2019 était l'année des grandes conclusions. 2020 sera celle des nouveaux essais, avec toute l'incertitude et l'excitation qui iront avec, que l'on parle de comics ou de leurs adaptations. Pour démarrer l'année, concentrons nous sur le papier.
Sur le marché de la bande-dessinée américaine, les remous sont palpables même de ce côté de l'Atlantique. Le suivi des chiffres montre que la tendance à la diminution des commandes dans les boutiques spécialisées, malgré un chiffre d'affaires en légère progression (dû en partie à l'augmentation moyenne du prix du single issue et à la multiplication des numéros à 5$ et au-delà), ne s'est pas arrêtée au fil des douze derniers mois. Pourtant, il y a un essor bien visible, notamment du côté de l'indépendant. Bien sûr, Image Comics doit composer avec un paysage exempt de The Walking Dead, sa locomotive aujourd'hui arrêtée, et sans véritable remplacement en attendant Saga. Les nouvelles séries se lancent, et de nouvelles pépites se montrent chaque mois, mais le succès public reste malgré tout confidentiel. On a beaucoup parlé d'Undiscovered Country à son lancement, mais l'enjeu est de voir si l'on continuera d'en discuter à la fin de l'année.
C'est en dehors d'Image Comics que l'effervescence est la plus visible. Puisque le géant de l'indé' ne peut accueillir tout le monde, c'est à côté que les initiatives se multiplient. On a vu plusieurs éditeurs se lancer, en tentant d'innover sur le contenu publié, comme Ahoy Comics et son mélange de BD et de prose. Ou sur la méthode de distribution des comics, avec TKO qui mise sur une forme de binge reading qui s'adaptera aux envies de ses lecteurs. Plusieurs soldats sont également tombés au combat : le label Black Crown de Shelly Bond n'est désormais plus, tandis que le vétéran Vertigo a fermé officiellement ses portes. On observera donc avec d'autant plus d'attention de nouvelles initiatives comme Upshot, le label d'AWA Studios, ou le prochain Bad Idea, encore très mystérieux pour l'instant.

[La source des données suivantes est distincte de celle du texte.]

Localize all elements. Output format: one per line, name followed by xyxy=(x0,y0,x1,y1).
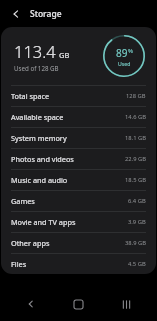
staticText: 18.1 GB xyxy=(125,134,146,142)
staticText: GB xyxy=(59,50,70,60)
staticText: 89 xyxy=(116,46,128,60)
button[interactable]: Movie and TV apps xyxy=(1,212,156,232)
staticText: 4.5 GB xyxy=(128,260,146,268)
staticText: System memory xyxy=(11,133,125,143)
button[interactable]: Back xyxy=(18,291,44,317)
staticText: Games xyxy=(11,196,128,206)
button[interactable]: Photos and videos xyxy=(1,149,156,169)
staticText: Movie and TV apps xyxy=(11,217,128,227)
staticText: 38.9 GB xyxy=(125,239,146,247)
staticText: 22.9 GB xyxy=(125,155,146,163)
staticText: 113.4 xyxy=(14,40,56,62)
staticText: 6.4 GB xyxy=(128,197,146,205)
button[interactable]: Other apps xyxy=(1,233,156,253)
staticText: Used xyxy=(118,60,131,67)
staticText: 18.5 GB xyxy=(125,176,146,184)
staticText: 3.9 GB xyxy=(128,218,146,226)
button[interactable]: Total space xyxy=(1,86,156,106)
staticText: Photos and videos xyxy=(11,154,125,164)
staticText: Used of 128 GB xyxy=(14,64,59,72)
staticText: Available space xyxy=(11,112,125,122)
staticText: Music and audio xyxy=(11,175,125,185)
button[interactable]: Files xyxy=(1,254,156,274)
staticText: % xyxy=(128,47,133,55)
button[interactable]: Music and audio xyxy=(1,170,156,190)
staticText: Total space xyxy=(11,91,126,101)
staticText: Files xyxy=(11,259,128,269)
staticText: 128 GB xyxy=(126,92,146,100)
button[interactable]: Recent apps xyxy=(113,291,139,317)
button[interactable]: Home xyxy=(65,291,91,317)
button[interactable]: Games xyxy=(1,191,156,211)
button[interactable]: Back xyxy=(8,6,24,22)
button[interactable]: Available space xyxy=(1,107,156,127)
staticText: Storage xyxy=(30,8,62,20)
staticText: 14.6 GB xyxy=(125,113,146,121)
button[interactable]: System memory xyxy=(1,128,156,148)
staticText: Other apps xyxy=(11,238,125,248)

Du côté des Big Two, DC Comics semble avoir le plus de problèmes, et pas forcément au niveau de ses ventes. L'éditeur à deux lettres n'a plus de direction d'ensemble, partagé entre les désirs de plusieurs auteurs à forte tête - Scott Snyder, Brian M. Bendis - alors que l'ancien chef de file Geoff Johns a été mis de côté. A présent que Doomsday Clock est achevé, on se demande si un plan d'ensemble peut désormais être appliqué. Ce qui ne semble pas être le cas au vu de la fameuse "5G" (un remplacement général des héros iconiques de DC par une nouvelle génération, plus jeune, à la All-New All-Different Marvel Now). A croire que seule une Crisis, encore, pourra aider à ce que l'ensemble aille dans une belle direction, et redonner cette impression solide d'univers partagé que l'on retrouvait aux premières lueurs du Rebirth.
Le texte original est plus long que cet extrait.